El paciente con dolor persistente no suele llegar a consulta buscando una técnica. Llega después de meses o años de fracaso terapéutico, con diagnósticos superpuestos, pruebas de imagen a veces poco concluyentes y una pérdida progresiva de función. En ese contexto, los bloqueos ecoguiados en dolor crónico no son un gesto accesorio ni una moda tecnológica. Bien indicados, forman parte de una estrategia clínica de alta precisión que permite afinar el diagnóstico, modular el dolor y abrir una ventana terapéutica para la recuperación funcional.
La cuestión relevante no es si infiltrar o no infiltrar. La cuestión es cuándo, dónde, con qué objetivo y bajo qué criterio anatómico y fisiopatológico. Ahí es donde la ecografía cambia el estándar asistencial. Frente a técnicas basadas en referencias anatómicas o en una aproximación menos específica, la visualización en tiempo real del nervio, el plano fascial, la estructura diana y la dispersión del fármaco mejora la precisión, aumenta la seguridad y reduce la variabilidad operador-dependiente. En dolor crónico, donde cada milímetro puede condicionar eficacia y efectos adversos, esa diferencia importa.
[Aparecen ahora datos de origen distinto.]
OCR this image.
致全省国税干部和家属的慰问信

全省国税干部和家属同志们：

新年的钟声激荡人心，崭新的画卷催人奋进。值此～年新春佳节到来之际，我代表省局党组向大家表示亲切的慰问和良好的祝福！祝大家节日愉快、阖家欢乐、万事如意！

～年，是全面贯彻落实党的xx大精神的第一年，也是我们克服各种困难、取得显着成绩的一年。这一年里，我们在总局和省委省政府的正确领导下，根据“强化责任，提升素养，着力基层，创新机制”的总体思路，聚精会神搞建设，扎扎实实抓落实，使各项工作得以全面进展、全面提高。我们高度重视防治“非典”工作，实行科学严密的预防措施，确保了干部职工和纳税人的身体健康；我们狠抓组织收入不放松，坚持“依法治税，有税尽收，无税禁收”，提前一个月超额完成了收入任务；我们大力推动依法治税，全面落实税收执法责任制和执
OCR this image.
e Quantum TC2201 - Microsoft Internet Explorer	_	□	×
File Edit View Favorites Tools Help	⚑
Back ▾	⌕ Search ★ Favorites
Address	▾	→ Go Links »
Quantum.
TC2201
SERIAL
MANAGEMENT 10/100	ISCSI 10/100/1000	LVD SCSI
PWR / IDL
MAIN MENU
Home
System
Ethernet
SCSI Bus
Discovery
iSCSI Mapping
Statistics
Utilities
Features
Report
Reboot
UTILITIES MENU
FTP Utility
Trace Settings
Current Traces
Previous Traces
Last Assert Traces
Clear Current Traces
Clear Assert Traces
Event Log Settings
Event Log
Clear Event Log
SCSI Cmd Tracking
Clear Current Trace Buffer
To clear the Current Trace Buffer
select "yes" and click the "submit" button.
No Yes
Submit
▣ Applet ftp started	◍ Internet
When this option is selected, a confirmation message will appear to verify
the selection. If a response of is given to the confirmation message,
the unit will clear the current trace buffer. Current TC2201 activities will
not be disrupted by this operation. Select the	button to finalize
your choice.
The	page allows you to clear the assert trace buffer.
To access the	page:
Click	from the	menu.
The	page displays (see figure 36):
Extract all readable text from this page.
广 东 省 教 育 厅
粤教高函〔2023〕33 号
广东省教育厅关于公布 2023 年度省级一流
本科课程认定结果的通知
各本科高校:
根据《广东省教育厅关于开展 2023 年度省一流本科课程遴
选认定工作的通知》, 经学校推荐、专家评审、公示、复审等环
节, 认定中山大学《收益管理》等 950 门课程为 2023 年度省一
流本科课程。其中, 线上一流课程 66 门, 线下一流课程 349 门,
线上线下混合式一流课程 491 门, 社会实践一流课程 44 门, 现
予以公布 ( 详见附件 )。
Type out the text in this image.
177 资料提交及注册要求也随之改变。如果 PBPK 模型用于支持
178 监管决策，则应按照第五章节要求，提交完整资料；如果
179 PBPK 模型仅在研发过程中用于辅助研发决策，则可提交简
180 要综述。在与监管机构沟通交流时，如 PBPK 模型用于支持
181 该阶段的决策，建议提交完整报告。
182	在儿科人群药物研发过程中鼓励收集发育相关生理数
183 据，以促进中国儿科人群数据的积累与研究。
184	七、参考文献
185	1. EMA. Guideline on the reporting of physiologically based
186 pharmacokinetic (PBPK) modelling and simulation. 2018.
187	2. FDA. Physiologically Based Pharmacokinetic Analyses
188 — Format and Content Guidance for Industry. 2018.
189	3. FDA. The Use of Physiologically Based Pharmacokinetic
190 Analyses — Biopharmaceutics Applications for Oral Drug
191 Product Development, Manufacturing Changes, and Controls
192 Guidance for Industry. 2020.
Qué aportan los bloqueos ecoguiados en dolor crónico
El valor de los bloqueos ecoguiados en dolor crónico se entiende mejor cuando se supera una visión simplista del procedimiento como mera analgesia puntual. En la práctica avanzada, su utilidad se distribuye en tres planos. El primero es diagnóstico. Un bloqueo selectivo puede ayudar a confirmar la relevancia clínica de una estructura sospechosa cuando la exploración y la imagen no bastan por sí solas. El segundo es terapéutico. Reducir el input nociceptivo periférico o perineural puede mejorar dolor, sueño, tolerancia al ejercicio y adherencia a un programa de rehabilitación. El tercero es pronóstico. La respuesta a un bloqueo puede orientar decisiones posteriores, incluyendo radiofrecuencia, neuromodulación, cirugía o estrategias conservadoras prolongadas.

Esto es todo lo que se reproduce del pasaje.